I rang up the UK Borders Agency, or whatever they're calling themselves this week, and asked how I renew my wife's visa. Good news - we can go to Croydon and have it done same day. Bad news - we have to go to Croydon. And it costs £950. (There's a £750 option, but that takes up to fourteen weeks and our families have paid for plane tickets for us to the US in October so we can see the wife's family, who she's not seen for two years.)
So I checked my bank account. After deducting the stuff from the current balance that has to come out - rent, Council Tax, etc. - I have worked out that I have somewhere in the region of £0 to last the three and half weeks until payday. That's no money to get two adults, a car and a cat through three and a half weeks.
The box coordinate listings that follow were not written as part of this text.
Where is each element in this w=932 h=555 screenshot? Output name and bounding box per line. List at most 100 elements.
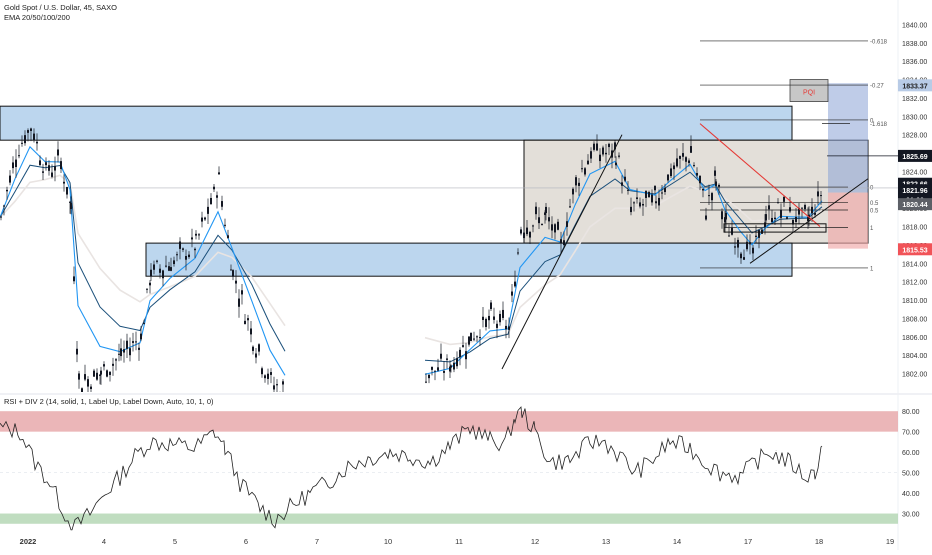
price-tick-label: 1808.00: [902, 316, 927, 323]
candle-body: [33, 133, 35, 140]
candle-body: [715, 181, 717, 186]
candle-body: [0, 216, 2, 218]
candle-body: [100, 370, 102, 375]
candle-body: [51, 172, 53, 177]
zone-lower-demand: [145, 242, 793, 277]
x-axis-label: 11: [455, 537, 463, 546]
price-tag-bg: [898, 149, 932, 162]
candle-body: [820, 195, 822, 197]
candle-body: [654, 186, 656, 191]
candle-body: [232, 270, 234, 277]
candle-body: [792, 219, 794, 225]
candle-body: [210, 197, 212, 205]
candle-body: [508, 326, 510, 330]
candle-body: [81, 388, 83, 392]
support-trendline-right: [749, 178, 869, 264]
price-tick-label: 1832.00: [902, 96, 927, 103]
candle-body: [24, 135, 26, 144]
candle-body: [282, 381, 284, 385]
candle-body: [520, 229, 522, 234]
candle-body: [106, 370, 108, 377]
candle-body: [764, 222, 766, 227]
candle-body: [664, 187, 666, 193]
candle-body: [179, 241, 181, 249]
price-tag-bg: [898, 198, 932, 211]
candle-body: [783, 196, 785, 202]
candle-body: [87, 379, 89, 387]
candle-body: [443, 371, 445, 373]
candle-body: [746, 241, 748, 250]
fib-label: -0.27: [870, 84, 884, 90]
candle-body: [482, 316, 484, 320]
candle-body: [103, 364, 105, 367]
stop-box-red: [828, 192, 868, 249]
candle-body: [814, 212, 816, 215]
candle-body: [602, 147, 604, 155]
price-tag-label: 1820.44: [902, 202, 927, 209]
candle-body: [118, 353, 120, 355]
candle-body: [12, 162, 14, 169]
candle-body: [789, 207, 791, 212]
candle-body: [584, 168, 586, 175]
candle-body: [216, 195, 218, 198]
candle-body: [156, 260, 158, 262]
candle-body: [593, 143, 595, 150]
candle-body: [201, 217, 203, 222]
candle-body: [250, 328, 252, 335]
candle-body: [688, 160, 690, 163]
candle-body: [670, 168, 672, 177]
candles-group: [0, 127, 822, 392]
candle-body: [599, 154, 601, 162]
candle-body: [685, 157, 687, 162]
candle-body: [168, 266, 170, 271]
price-tick-label: 1824.00: [902, 169, 927, 176]
candle-body: [143, 323, 145, 325]
candle-body: [630, 206, 632, 213]
rsi-tick-label: 40.00: [902, 491, 920, 498]
candle-body: [771, 217, 773, 222]
candle-body: [587, 160, 589, 165]
rsi-tick-label: 70.00: [902, 430, 920, 437]
candle-body: [786, 217, 788, 219]
rsi-band: [0, 513, 898, 524]
candle-body: [702, 188, 704, 191]
candle-body: [27, 130, 29, 133]
candle-body: [227, 235, 229, 238]
candle-body: [804, 204, 806, 210]
candle-body: [66, 186, 68, 195]
price-tag-bg: [898, 184, 932, 197]
candle-body: [545, 206, 547, 214]
price-tick-label: 1818.00: [902, 225, 927, 232]
candle-body: [69, 201, 71, 203]
candle-body: [817, 191, 819, 197]
price-tag-label: 1821.96: [902, 188, 927, 195]
candle-body: [115, 359, 117, 361]
candle-body: [90, 386, 92, 389]
candle-body: [569, 206, 571, 208]
price-tag-label: 1833.37: [902, 83, 927, 90]
candle-body: [777, 202, 779, 204]
candle-body: [718, 184, 720, 187]
candle-body: [724, 217, 726, 223]
candle-body: [218, 172, 220, 175]
candle-body: [188, 254, 190, 258]
candle-body: [446, 358, 448, 360]
price-tick-label: 1830.00: [902, 114, 927, 121]
candle-body: [195, 233, 197, 236]
candle-body: [529, 231, 531, 238]
fib-label: 0.5: [870, 209, 879, 215]
candle-body: [642, 204, 644, 206]
candle-body: [140, 333, 142, 340]
candle-body: [714, 170, 716, 176]
candle-body: [496, 323, 498, 328]
candle-body: [655, 201, 657, 204]
candle-body: [566, 221, 568, 227]
candle-body: [176, 254, 178, 256]
candle-body: [247, 318, 249, 321]
candle-body: [194, 248, 196, 251]
rsi-divergence-line: [771, 444, 823, 453]
ema-legend: EMA 20/50/100/200: [4, 13, 70, 22]
candle-body: [488, 315, 490, 321]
Which is, obviously, impossible. Especially as I have to order a passport this month. And the car needs an MOT. And my insurance is due to run out in a couple of weeks. And I only have half a tank of petrol. And, you know, it would be nice to have more to eat each day than one evening meal of dry pasta with nothing on it.
And, just in case you forgot, we need an extra £950 before the end of the month.
My credit rating is shot to buggery - the reason we've got no money is basically because I'm having to make payments I can't afford on debts I can't afford - so I can't borrow the money. Not from any banks, not from friends, not from family.
So either I find, realistically, £1,500 - at the very least - from somewhere in the next week or, um, I don't think there's an or.
Oh, and there are some very scary health issues in the household at the moment, too. Like, properly so. But I won't go into those.
It's really a case of fall into a heap and cry with abject terror or just decide to be insanely cheerful. I seem to have chosen the latter, so I'm feeling very chipper, while some part of my mind I'm choosing to ignore sits in the background quivering the dark.
I can't say that life is boring right now. It's so easy just to wander through life without taking much notice of it - right now I feel really alive and there are things that really fucking matter. And if that's not a reason to be happy, nothing is.
Course, I'll be much happier when I work out how to get the money I need, but one step at a time, eh?